There’s a lot to choose from in this segment of the market, but the nippy and manoeuvrable Hobby Vantana K55 scores well with a value-for-money price including several options packs, good build quality and some thoughtful practicality touches. The removable bed also offers flexibility for active-minded motorcaravanners, or those who use their ’vans for occasional business applications. The space-saving washroom may be a squeeze for some buyers, but it does offer a full feature set. And to see other Hobby motorhomes for sale, click here.
High quality build
Rear fixed bed is removable
Plenty of storage
Highly regarded German manufacturer Hobby surprised many when it entered the van conversion market for 2015, with the three-strong Vantana range. This gives Hobby an offering outside the coachbuilt segment, where its Siesta range is well established, and to which Optima was recently added.
Producing van conversions is not for the faint-hearted, though, as there’s a seemingly bewildering array of models to consider, from both volume manufacturers and small converters across Europe. Competition is fierce, as you’d expect with so many big names vying for a slice of the cake and designing new motorhomes for 2016. And this segment certainly continues to grow, as seen at the 2015 Caravan Salon in Düsseldorf, where an extra van conversions hall was laid on to sate visitor demand for vehicles that are smaller, lighter and more economical to run than larger coachbuilt motorhomes. You can read more in our blog, Düsseldorf show: the rise of the campervan.
Hobby’s relative newness to this market requires it to offer something distinctive to stand out from the crowd. German brands can always fall back on build quality and appealing design quirks, but ease of use and interior ambience also figure on buyers’ wish lists. To see how well the Vantana formula works in the metal, we thought it’d make sense to scrutinise the model that presents the most challenges to its designers, the Hobby Vantana K55, which at 5.41m (17ft 9in) long is the baby of the range.
Hobby surprised many when it entered the van conversion market last season, with the three-strong Vantana range
A party of up to four people can relax and enjoy the lounge area, thanks to swivelling cab seats that are upholstered with the same fabric scheme as the lounge. A nearside window and rooflight allow natural light to flood in; you can make it a tidal wave by opening the offside sliding door. LED stalk lights take care of artificial illumination.
The table follows standard convention by having a sliding section to reach out to the occupant of the driver’s chair; space is at a premium in this area but there’s still room to get comfortable during snack and meal times. Headroom in the dinette area, and rear bedroom, is 1.894m (6’2.5″).

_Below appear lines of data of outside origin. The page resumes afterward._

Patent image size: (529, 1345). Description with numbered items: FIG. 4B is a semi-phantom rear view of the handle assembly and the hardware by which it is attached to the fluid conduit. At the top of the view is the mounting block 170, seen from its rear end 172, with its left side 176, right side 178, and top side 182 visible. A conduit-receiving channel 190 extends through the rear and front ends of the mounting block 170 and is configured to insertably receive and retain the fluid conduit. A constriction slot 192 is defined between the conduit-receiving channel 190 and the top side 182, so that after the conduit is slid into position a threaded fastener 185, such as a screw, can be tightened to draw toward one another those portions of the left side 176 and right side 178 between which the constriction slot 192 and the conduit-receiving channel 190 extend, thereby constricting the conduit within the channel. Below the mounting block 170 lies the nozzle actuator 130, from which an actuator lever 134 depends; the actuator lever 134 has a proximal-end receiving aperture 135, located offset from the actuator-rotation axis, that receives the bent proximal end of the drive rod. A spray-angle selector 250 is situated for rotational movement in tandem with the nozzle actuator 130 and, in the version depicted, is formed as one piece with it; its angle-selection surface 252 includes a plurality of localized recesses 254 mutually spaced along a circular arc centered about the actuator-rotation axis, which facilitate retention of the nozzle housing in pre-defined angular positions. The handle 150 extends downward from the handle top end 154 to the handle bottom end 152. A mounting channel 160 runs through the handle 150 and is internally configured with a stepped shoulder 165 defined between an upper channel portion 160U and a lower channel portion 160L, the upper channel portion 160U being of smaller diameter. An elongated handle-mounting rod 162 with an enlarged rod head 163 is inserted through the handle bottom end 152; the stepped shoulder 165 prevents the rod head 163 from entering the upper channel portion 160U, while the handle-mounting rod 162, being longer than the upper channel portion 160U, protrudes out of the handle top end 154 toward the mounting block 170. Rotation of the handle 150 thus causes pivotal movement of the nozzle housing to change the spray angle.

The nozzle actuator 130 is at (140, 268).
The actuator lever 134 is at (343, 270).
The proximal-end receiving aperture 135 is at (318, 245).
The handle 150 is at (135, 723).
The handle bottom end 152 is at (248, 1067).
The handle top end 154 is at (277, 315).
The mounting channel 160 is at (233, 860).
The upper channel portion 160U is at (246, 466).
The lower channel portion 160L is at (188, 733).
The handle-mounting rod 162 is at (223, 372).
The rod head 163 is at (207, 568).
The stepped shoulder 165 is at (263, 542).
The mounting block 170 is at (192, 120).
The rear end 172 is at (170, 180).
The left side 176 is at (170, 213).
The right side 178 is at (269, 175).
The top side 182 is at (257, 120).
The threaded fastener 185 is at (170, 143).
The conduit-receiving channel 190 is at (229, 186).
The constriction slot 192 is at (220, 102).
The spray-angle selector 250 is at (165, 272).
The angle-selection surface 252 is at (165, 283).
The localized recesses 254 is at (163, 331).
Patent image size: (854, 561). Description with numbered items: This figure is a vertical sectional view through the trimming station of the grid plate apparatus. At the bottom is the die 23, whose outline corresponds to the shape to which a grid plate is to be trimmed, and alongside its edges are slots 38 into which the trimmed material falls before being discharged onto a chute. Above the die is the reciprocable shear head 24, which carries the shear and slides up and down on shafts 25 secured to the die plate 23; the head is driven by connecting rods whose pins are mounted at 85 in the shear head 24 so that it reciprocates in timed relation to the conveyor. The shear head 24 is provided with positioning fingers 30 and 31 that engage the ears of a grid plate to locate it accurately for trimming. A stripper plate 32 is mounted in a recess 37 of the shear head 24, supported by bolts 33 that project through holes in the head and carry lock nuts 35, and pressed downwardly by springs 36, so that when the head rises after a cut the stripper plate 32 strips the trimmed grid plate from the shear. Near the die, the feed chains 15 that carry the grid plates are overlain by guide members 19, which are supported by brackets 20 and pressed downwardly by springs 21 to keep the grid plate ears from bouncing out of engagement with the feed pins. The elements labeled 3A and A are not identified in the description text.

With extensive real estate in short supply here, the kitchen has to be as multi-functioning as possible. The cooker and sink take this cue, being formed from one aluminium unit with a glass lid to lower for extra work surface. If more is required, then a tip-up flap on the end of the kitchen unit can be brought into play.
Apart from the two gas burners and sink, equipment comprises a 50-litre compressor fridge, tucked away to the right of two drawers which have soft-closing mechanisms. There’s no room for an oven.
More multi-function thinking is on offer in the washroom, with the floor space having to be shared with the gangway. To use the washroom, you need to enter and pull the tambour door right around yourself, to shut off this space from the rest of the ’van.
Inside, the compact washroom is a model of space efficiency. A sink and vanity unit is located to the left, next to a cassette toilet on the right-hand-side. The shower head extends from the sink’s mixer tap, and a curtain pulls across on a U-shaped rail to prevent spray from contacting the woodwork. There is space to get dressed in the washroom, but the dimensions definitely favour people who are built for speed rather than comfort.
The transverse rear fixed bed measures 1.85m x 1.35 (6’1″ x 4’5″), tapering to 1.15m (3’3″) at its narrowest point. As the bed is removable, the mattress is of the multi-piece cold foam variety and has to be laid in sections on top of the sprung slat frames. When not required, these can be lashed to the bedroom’s offside rear storage unit.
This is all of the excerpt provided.